VIDEO: East African Enterprise Leaders gather to learn and share
“Think Equal, Build Smart, Innovate for Change,” this theme, for International Women’s Day 2019, perfectly describes the 158 participants from 79 DfG Enterprises who attended the Days for Girls East Africa Enterprise Conference held in Kampala, Uganda on March 4-6, 2019.
Women and men came from Uganda, Kenya, Tanzania, Ethiopia and the DRC for the second annual DfG Enterprise conference to sharpen sewing skills, tighten marketing plans, increase business skills, expand social media reach, and improve financial reports to ensure their DfG Enterprises are thriving within their communities.
The Days for Girls social enterprise approach supports local leaders who live in low-resourced communities to become agents of change by creating leadership opportunities in economic development and health education. Rather than being passive consumers, they step up to become leaders in the growing menstrual health and social business movement.
Each workshop is designed to give local leaders the tools to drive community solutions. These leaders become both the creators and access points for MH products and MH education, as well as for bulk purchasers such as NGOs and schools. By empowering them to become educators, marketers and agents of behavioral change, they create a sustainable approach that meets MH needs in a way many current options do not.

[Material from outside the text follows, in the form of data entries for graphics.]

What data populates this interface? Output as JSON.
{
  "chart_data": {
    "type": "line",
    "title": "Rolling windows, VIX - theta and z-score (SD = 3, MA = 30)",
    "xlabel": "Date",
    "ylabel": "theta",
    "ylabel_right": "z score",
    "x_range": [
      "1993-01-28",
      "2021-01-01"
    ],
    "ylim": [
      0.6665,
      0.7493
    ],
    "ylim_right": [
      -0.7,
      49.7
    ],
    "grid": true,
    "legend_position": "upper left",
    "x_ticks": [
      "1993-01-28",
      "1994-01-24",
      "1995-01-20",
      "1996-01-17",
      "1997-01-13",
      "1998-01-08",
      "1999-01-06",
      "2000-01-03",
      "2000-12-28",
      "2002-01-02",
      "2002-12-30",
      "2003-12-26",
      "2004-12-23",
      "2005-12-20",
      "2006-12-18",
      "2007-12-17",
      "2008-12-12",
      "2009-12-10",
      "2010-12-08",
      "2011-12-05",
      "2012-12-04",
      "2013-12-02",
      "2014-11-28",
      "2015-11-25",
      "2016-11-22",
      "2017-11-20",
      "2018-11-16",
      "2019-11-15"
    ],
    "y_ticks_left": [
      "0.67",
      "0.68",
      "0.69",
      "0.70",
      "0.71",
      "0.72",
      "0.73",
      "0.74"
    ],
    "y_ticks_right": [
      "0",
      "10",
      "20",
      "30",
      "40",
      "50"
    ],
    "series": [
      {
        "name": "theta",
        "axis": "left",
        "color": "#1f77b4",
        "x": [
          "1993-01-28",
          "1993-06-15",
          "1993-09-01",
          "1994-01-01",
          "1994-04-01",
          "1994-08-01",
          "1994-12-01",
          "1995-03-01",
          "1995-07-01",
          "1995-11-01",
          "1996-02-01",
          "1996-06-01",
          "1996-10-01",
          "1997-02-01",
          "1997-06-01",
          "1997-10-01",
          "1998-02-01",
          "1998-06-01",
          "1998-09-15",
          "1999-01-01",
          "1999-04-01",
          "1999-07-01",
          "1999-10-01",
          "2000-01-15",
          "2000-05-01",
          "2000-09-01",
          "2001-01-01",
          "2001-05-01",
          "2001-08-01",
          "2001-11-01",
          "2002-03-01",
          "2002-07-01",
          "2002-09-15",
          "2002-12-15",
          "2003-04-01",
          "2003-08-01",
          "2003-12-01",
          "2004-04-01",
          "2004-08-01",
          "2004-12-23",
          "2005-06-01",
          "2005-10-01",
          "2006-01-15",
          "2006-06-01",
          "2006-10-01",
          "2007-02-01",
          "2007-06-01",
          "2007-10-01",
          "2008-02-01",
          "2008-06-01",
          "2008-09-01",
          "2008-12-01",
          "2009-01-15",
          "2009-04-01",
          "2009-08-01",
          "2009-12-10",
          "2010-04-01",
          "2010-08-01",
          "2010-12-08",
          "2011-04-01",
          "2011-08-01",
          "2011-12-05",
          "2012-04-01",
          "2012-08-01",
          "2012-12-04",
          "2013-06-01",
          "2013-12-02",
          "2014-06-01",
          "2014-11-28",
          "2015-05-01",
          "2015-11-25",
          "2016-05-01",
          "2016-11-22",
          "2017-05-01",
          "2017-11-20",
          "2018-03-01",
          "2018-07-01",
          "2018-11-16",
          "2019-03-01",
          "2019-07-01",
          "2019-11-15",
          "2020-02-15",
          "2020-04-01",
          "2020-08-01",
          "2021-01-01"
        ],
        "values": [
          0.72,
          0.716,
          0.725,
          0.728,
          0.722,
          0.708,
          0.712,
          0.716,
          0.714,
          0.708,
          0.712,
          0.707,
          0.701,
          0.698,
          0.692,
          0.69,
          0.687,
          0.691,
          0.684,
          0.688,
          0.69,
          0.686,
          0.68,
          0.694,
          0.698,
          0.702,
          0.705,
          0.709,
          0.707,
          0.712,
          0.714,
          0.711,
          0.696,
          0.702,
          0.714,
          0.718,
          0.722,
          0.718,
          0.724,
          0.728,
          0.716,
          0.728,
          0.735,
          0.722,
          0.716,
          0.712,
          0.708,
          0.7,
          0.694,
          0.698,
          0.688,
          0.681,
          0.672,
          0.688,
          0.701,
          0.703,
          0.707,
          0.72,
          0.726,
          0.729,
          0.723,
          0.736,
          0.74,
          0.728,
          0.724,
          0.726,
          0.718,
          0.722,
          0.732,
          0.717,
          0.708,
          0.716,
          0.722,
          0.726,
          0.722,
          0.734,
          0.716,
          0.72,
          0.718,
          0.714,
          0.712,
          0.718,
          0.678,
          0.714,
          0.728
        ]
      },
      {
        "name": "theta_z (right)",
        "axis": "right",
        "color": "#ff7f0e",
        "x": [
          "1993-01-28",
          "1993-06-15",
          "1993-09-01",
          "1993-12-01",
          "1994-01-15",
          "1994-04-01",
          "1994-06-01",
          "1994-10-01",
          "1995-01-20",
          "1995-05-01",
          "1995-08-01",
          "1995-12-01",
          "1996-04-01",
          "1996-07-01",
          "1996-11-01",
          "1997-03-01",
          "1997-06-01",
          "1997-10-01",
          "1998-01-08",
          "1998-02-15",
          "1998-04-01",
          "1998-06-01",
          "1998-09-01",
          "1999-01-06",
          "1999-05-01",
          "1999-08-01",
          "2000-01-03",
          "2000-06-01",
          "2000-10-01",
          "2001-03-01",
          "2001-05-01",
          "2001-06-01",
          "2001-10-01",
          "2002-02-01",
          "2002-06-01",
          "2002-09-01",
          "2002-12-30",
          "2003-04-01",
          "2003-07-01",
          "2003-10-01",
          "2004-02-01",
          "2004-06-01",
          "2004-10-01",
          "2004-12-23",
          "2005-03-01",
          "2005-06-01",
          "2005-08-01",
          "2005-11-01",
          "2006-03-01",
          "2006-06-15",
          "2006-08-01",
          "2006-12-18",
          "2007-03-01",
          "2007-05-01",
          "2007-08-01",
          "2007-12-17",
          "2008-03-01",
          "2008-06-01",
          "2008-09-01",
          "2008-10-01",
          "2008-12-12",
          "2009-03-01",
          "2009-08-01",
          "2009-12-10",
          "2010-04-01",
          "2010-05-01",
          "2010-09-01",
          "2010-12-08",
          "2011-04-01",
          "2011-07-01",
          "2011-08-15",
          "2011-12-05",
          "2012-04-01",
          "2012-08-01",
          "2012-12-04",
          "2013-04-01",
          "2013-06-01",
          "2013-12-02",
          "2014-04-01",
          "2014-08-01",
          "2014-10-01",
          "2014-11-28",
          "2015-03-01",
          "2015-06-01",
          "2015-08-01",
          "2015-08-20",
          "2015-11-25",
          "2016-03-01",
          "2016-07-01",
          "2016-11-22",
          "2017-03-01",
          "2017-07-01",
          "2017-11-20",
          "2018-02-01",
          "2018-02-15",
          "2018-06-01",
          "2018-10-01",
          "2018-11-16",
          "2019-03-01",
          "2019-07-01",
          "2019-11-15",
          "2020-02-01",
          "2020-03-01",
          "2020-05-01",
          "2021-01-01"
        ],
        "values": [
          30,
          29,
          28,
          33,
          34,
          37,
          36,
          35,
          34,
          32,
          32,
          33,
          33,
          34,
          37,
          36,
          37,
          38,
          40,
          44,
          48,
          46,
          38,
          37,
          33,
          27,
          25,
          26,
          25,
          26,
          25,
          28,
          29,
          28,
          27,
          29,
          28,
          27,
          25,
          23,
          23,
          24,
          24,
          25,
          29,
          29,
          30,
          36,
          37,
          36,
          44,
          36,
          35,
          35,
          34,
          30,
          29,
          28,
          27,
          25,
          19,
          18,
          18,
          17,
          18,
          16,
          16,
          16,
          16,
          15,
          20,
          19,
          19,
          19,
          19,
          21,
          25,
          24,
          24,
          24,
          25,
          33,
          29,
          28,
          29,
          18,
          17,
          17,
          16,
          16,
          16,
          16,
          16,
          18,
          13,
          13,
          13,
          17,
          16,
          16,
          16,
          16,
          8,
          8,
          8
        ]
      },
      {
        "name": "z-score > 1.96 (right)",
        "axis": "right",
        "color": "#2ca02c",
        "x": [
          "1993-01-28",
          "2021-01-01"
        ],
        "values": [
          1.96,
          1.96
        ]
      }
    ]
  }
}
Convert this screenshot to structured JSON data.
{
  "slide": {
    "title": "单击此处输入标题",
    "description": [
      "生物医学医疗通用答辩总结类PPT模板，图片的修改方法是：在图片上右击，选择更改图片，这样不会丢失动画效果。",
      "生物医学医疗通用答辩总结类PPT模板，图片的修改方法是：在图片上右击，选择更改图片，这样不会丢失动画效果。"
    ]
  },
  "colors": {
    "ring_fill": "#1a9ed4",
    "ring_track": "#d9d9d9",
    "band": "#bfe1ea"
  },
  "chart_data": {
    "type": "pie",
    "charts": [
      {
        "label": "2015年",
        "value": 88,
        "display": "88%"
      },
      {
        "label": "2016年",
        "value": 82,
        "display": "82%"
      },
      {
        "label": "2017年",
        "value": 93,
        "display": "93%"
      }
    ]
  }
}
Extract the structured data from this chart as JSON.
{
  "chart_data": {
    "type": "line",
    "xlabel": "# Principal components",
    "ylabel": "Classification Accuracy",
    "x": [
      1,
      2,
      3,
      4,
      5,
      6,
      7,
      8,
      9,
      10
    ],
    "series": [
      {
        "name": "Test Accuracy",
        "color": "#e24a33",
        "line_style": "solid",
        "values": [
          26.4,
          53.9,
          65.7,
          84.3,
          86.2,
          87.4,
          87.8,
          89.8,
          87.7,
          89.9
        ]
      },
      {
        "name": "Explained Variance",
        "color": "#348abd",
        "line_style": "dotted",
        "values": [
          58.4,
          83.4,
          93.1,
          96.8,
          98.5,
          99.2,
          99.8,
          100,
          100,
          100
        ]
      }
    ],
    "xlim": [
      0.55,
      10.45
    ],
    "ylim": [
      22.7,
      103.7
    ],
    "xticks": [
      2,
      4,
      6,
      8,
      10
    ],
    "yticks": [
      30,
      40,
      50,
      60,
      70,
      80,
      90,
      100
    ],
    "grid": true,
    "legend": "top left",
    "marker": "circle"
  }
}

Anna Okullo, an enterprise leader, grew up in Lira, Northern Uganda during Kony's Lord’s Resistance Army’s violent reign. At the conference she told how she fled with her family to Kampala where they lived in a refugee community. She met her husband there and was trained as a tailor. She often observed young girls walking home from school during the day with menstrual stains on their skirts. It made her wonder what she could do to help. When she learned about Days for Girls, she knew they had the answer she was looking for. After receiving training, she started her own DfG Enterprise and ultimately became a leader within her community to teach MH health and sell DfG Kits.
Anna joyfully expressed that she has seen the difference her Enterprise is making in her community, “…the girls absolutely love the DfG pads and are now able to succeed in school.” She is now making more money selling Days for Girls Kits than she made in her tailoring job.
By utilizing human centered design, the Days for Gir program allows for high levels of adaptability to meet local contexts and needs. At the conference, participants were reminded that Days for Girls programs are designed “by them, for them”, as the local leaders, to take over and self direct.
Each of the 158 participants who attended the conference is an engaged and active advocate for MH. With their leadership, their innovation for change, their MH education, their desire to ensure equality in menstrual health, and by providing one option to manage menstruation with a washable pad, they are turning periods into pathways.